# Honda HS35 Carburator - Looking to buy



## stevechurch (Nov 27, 2019)

Hello,

I'm looking to purchase a new carb for my HS35. Aftermarket or OEM. I'm located in Sudbury, Ontario, Canada. Does anybody know where I can buy one, either new or used? Please let me know. Thanks for any advice you might have.

p.s. Carburator will not seal, hinge pin, needle, and the seat are damaged beyond repair per my mechanic and cannot be repaired. The only option is a new carb.


----------



## tabora (Mar 1, 2017)

https://www.boats.net/product/honda...MIoKig5KuJ5gIVHYVaBR0L8w9TEAYYASABEgIDiPD_BwE


----------



## 71Dragtruck (Oct 27, 2019)

As Tabora posted, boats.net I’m also in Canada and bought stuff from there, way cheaper than a dealer even with shipping.

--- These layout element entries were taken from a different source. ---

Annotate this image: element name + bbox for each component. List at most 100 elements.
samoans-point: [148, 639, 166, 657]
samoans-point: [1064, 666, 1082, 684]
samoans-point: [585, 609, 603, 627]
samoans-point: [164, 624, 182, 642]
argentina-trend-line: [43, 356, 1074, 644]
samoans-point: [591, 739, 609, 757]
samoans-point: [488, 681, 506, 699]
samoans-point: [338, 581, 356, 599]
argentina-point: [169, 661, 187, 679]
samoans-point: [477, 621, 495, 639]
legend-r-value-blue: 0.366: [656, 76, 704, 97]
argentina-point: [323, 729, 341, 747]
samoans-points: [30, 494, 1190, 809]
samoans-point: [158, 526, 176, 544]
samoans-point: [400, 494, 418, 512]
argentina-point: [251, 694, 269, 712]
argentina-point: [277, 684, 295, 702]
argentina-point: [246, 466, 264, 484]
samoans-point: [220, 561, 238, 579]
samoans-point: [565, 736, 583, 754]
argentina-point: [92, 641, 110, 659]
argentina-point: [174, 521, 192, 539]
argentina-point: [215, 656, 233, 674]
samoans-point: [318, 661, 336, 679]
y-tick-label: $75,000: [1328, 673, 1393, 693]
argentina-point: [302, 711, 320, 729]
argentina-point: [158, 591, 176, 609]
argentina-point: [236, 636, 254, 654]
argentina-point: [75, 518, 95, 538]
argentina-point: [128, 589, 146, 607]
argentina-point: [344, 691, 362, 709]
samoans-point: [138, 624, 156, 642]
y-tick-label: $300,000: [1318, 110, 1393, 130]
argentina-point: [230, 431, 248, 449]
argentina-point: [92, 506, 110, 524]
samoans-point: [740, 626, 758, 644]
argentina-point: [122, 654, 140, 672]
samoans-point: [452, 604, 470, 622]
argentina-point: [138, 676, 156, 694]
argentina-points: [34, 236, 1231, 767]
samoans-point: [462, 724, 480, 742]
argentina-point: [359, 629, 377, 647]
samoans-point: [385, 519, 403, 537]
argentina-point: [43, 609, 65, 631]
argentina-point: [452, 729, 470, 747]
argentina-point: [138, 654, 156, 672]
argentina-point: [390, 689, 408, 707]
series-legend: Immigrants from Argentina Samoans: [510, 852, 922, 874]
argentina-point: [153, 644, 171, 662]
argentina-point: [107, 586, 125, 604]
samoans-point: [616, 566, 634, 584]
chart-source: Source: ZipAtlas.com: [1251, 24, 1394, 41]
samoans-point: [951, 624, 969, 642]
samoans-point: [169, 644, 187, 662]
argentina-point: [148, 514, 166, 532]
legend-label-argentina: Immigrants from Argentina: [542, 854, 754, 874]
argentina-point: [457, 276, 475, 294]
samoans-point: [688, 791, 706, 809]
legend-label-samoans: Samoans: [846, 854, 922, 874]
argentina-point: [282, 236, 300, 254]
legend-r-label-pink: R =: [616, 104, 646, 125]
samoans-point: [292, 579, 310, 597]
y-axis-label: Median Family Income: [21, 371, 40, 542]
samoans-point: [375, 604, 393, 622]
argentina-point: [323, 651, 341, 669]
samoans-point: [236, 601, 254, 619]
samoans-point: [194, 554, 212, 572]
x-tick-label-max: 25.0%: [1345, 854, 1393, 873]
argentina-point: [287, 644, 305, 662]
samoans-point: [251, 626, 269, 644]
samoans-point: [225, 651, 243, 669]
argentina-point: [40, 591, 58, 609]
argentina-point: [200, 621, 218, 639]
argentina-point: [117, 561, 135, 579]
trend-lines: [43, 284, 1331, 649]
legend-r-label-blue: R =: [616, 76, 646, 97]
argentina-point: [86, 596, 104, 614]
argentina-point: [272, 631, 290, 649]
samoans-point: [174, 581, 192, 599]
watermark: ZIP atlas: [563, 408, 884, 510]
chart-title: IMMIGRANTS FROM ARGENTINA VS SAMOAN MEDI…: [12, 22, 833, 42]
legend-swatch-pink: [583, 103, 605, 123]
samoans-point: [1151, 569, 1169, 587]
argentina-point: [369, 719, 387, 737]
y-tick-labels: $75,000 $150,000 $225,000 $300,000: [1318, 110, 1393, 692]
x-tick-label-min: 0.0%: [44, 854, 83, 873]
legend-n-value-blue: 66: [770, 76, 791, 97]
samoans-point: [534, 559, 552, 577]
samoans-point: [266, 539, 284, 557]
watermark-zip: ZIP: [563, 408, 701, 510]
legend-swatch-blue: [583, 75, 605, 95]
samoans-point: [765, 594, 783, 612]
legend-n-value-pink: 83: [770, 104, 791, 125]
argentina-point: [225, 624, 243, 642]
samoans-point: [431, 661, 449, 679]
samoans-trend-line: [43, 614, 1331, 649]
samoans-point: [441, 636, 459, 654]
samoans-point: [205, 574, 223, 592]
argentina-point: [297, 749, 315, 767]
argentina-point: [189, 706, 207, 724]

I suggest giving your machine a good look over, paddles, scraper bar, belt, make the order worth while as shipping will likely be the same for all the stuff as just the carb.


----------



## notabiker (Dec 14, 2018)

I try to find a fully adjustable one on ebay if you don't want to go OEM.. Heck you can even get non adjustable ones there and priced usually well under $20.


----------



## orangputeh (Nov 24, 2016)

the smaller the carb the more finiky. i would go with OEM. from boats. have had pretty good luck with Everest Parts LLC aftermarket carbs for Honda. They are from China. I usually get carbs for the Gx240-270-340 from them.

good luck.


----------